Sunday, January 4, 2009

How Much Is Too Much?




OK, even I will admit I have a problem on this one. Today in cleaning up my house I realized that although I had four garage sales this past summer, gave a ton and I mean a ton of clothes to the Goodwill, I still have way too many clothes. Let me just tell you the error of my compulsion. I have 4 dressers of sorts, a storage cabinet and 4 of the rubber made 3 storage drawer units. Out of these. The cabinet, which has 5 shelves in height and stands about my nose level (I'm five foot 9) is full of pants and sweat shirts. 2 of the rubber made storage units have sweaters. One of the rubber made storage units has pants and another one has t-shirts. The six drawer dresser contains both dress shirts, t-shirts and long sleeve shirts. The two four drawer units house sweat pants and shirts along with more sweaters. The tall dresser I have holds two drawers of my favorite pants and three drawers of summer shirts.
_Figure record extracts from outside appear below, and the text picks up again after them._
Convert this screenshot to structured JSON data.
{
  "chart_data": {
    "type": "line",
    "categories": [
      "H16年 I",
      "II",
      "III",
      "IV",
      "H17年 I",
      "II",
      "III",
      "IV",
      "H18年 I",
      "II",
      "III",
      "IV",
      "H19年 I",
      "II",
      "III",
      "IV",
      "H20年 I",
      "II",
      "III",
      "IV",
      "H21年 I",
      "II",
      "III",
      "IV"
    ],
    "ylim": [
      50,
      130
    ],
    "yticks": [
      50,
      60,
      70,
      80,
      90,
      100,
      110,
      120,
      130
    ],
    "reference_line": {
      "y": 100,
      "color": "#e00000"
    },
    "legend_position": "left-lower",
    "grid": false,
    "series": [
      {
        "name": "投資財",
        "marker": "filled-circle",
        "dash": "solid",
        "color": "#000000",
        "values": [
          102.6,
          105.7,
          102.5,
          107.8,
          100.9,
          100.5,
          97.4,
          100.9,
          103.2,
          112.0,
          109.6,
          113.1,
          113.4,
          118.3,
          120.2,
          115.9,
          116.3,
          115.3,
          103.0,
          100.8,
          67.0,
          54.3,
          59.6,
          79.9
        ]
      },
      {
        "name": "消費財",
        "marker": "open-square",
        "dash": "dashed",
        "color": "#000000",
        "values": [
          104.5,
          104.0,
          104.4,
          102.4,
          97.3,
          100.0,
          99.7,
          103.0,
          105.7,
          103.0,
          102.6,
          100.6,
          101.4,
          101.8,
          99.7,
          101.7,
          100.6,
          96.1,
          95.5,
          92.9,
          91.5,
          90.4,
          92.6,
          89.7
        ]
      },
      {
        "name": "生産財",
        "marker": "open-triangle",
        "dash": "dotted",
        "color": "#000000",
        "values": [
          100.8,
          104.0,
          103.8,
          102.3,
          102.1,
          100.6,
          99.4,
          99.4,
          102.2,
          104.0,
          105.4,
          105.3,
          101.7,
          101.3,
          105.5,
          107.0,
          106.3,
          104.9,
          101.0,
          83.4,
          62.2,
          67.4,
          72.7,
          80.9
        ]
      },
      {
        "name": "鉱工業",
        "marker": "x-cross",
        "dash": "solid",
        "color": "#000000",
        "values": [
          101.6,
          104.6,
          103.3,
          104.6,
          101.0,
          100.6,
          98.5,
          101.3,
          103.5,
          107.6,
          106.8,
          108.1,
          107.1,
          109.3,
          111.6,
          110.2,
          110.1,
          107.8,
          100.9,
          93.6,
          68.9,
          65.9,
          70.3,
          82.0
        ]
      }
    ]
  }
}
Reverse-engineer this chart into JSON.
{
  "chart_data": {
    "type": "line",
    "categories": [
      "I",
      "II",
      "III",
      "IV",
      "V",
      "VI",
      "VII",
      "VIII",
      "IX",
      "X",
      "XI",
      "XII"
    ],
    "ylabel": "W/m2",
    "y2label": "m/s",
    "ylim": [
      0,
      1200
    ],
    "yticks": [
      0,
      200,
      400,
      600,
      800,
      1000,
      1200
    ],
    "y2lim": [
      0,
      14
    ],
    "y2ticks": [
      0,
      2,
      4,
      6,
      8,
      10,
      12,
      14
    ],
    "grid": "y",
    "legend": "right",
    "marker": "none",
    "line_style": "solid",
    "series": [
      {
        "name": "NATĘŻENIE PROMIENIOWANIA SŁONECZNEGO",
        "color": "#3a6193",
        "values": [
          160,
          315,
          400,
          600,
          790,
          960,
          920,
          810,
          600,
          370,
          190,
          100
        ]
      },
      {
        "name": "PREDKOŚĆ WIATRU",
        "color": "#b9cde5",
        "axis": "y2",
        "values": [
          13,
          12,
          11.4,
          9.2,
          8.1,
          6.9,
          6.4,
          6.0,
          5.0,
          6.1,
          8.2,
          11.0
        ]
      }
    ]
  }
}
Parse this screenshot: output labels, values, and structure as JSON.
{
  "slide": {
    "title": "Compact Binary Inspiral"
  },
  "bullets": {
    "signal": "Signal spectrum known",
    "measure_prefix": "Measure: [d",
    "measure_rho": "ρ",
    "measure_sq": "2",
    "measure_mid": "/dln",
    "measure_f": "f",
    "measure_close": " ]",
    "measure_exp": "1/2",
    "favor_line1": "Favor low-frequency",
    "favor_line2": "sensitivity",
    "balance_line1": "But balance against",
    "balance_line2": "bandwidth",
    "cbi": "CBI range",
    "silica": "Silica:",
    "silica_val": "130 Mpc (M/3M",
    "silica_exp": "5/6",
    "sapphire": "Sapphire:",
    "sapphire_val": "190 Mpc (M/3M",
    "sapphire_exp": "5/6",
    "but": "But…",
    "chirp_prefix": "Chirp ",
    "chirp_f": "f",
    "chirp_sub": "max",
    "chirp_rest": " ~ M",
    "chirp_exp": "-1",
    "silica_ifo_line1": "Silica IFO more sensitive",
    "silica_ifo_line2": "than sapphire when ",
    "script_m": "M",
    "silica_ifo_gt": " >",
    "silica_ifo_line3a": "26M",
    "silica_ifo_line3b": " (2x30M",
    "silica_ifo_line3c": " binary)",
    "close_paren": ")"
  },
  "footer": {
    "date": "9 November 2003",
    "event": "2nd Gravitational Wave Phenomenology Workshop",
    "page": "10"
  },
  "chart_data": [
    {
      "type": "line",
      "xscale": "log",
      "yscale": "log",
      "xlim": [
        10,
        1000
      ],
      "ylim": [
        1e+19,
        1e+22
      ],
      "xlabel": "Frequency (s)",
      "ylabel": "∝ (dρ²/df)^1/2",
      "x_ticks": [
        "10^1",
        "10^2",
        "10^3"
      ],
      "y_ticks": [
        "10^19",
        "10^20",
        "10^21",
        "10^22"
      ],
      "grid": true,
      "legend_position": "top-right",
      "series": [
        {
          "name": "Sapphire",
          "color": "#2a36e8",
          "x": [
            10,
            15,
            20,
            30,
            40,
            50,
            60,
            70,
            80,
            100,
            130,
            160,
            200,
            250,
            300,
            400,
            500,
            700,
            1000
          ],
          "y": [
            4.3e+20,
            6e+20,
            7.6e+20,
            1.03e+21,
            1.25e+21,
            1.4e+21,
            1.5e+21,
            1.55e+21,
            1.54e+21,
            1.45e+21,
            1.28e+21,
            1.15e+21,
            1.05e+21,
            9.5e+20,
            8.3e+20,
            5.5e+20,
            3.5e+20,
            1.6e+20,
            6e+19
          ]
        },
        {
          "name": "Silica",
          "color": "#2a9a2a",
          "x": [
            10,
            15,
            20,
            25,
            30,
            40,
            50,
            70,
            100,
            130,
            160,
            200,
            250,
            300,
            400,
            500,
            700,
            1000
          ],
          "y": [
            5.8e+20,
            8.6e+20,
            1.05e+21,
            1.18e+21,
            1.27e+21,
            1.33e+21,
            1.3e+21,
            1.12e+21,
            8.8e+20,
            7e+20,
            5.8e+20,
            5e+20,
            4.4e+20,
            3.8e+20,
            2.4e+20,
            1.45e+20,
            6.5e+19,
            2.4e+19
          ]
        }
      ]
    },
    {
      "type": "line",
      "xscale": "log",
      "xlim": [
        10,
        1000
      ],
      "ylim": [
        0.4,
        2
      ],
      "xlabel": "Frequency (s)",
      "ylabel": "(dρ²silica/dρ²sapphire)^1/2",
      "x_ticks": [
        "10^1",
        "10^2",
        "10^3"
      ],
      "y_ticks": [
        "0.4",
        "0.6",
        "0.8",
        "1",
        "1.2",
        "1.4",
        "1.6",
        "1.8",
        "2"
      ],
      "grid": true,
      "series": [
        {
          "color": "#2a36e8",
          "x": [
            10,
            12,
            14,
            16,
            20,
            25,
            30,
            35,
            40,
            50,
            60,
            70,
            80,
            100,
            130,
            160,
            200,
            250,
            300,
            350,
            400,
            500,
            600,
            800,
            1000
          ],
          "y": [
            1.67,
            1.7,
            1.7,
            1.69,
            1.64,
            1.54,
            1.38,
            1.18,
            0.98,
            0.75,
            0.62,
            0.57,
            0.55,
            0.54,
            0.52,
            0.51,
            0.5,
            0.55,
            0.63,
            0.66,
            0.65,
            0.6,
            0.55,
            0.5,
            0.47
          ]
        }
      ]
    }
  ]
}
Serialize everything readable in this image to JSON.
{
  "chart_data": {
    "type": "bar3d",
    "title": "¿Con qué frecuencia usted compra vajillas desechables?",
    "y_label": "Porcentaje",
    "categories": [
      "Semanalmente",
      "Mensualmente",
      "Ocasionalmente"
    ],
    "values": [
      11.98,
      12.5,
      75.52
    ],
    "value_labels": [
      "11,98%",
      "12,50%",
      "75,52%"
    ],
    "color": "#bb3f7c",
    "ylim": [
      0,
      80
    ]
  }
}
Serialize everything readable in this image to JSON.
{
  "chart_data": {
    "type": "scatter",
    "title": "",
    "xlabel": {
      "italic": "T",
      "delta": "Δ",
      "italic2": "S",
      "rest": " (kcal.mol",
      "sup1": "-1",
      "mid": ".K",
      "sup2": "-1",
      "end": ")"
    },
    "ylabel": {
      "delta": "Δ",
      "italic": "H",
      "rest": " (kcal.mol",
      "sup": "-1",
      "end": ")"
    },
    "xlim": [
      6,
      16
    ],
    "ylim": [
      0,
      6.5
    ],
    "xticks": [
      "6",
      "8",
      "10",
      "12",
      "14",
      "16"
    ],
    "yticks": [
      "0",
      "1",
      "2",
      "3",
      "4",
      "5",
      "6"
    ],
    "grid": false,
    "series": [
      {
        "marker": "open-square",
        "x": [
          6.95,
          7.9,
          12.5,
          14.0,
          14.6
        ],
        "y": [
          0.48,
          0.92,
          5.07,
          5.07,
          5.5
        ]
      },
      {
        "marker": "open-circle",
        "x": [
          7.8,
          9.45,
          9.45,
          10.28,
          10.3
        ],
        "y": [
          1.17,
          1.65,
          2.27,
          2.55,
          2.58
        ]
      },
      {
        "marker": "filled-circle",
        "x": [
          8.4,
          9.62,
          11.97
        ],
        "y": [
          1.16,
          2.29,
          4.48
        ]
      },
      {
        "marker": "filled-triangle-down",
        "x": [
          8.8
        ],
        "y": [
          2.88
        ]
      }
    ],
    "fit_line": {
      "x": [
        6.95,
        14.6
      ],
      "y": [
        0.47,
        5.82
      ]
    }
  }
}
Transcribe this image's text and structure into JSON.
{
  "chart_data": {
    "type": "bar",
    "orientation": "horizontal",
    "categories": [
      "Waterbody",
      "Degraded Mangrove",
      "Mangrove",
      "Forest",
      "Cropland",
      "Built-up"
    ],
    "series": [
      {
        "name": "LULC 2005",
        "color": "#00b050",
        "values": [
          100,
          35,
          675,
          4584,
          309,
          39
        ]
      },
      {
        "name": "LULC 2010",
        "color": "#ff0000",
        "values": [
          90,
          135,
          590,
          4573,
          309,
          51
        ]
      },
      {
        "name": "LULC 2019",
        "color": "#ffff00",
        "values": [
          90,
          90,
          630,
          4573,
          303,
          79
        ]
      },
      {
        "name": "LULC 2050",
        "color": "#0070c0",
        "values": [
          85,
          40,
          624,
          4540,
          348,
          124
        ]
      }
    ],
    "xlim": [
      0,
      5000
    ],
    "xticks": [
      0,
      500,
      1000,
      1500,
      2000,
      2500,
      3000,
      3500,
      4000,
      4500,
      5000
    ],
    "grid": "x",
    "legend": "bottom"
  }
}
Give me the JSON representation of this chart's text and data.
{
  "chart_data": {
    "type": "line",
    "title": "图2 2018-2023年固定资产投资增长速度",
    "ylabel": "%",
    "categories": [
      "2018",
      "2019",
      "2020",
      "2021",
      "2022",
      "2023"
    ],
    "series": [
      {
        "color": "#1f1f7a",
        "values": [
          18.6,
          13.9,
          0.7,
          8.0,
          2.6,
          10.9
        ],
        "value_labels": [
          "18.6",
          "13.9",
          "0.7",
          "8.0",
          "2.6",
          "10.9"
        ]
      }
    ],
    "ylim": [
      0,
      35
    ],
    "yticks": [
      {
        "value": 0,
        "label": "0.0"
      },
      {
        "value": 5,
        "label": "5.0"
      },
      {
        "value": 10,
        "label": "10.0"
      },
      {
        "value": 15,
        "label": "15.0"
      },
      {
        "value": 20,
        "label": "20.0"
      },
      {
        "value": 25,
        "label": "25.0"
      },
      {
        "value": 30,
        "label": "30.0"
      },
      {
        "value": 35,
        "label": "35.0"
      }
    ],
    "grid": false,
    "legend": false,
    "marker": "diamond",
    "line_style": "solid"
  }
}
Lets not forget the four drawer dresser in my bathroom that houses my personal items and nightwear and the three drawer upright unit in there (very slim) which houses my socks. Did I mention I have two closets? I have a barrage of shawls, dresses, jackets, house coats and regular coats in those. Oh and don't worry at last count I had about fifty pairs of shoes. So how much is too much? For me this is way too much and as time allows I'm planning to weed it down more and more. Anyone need some clothes? Just checking.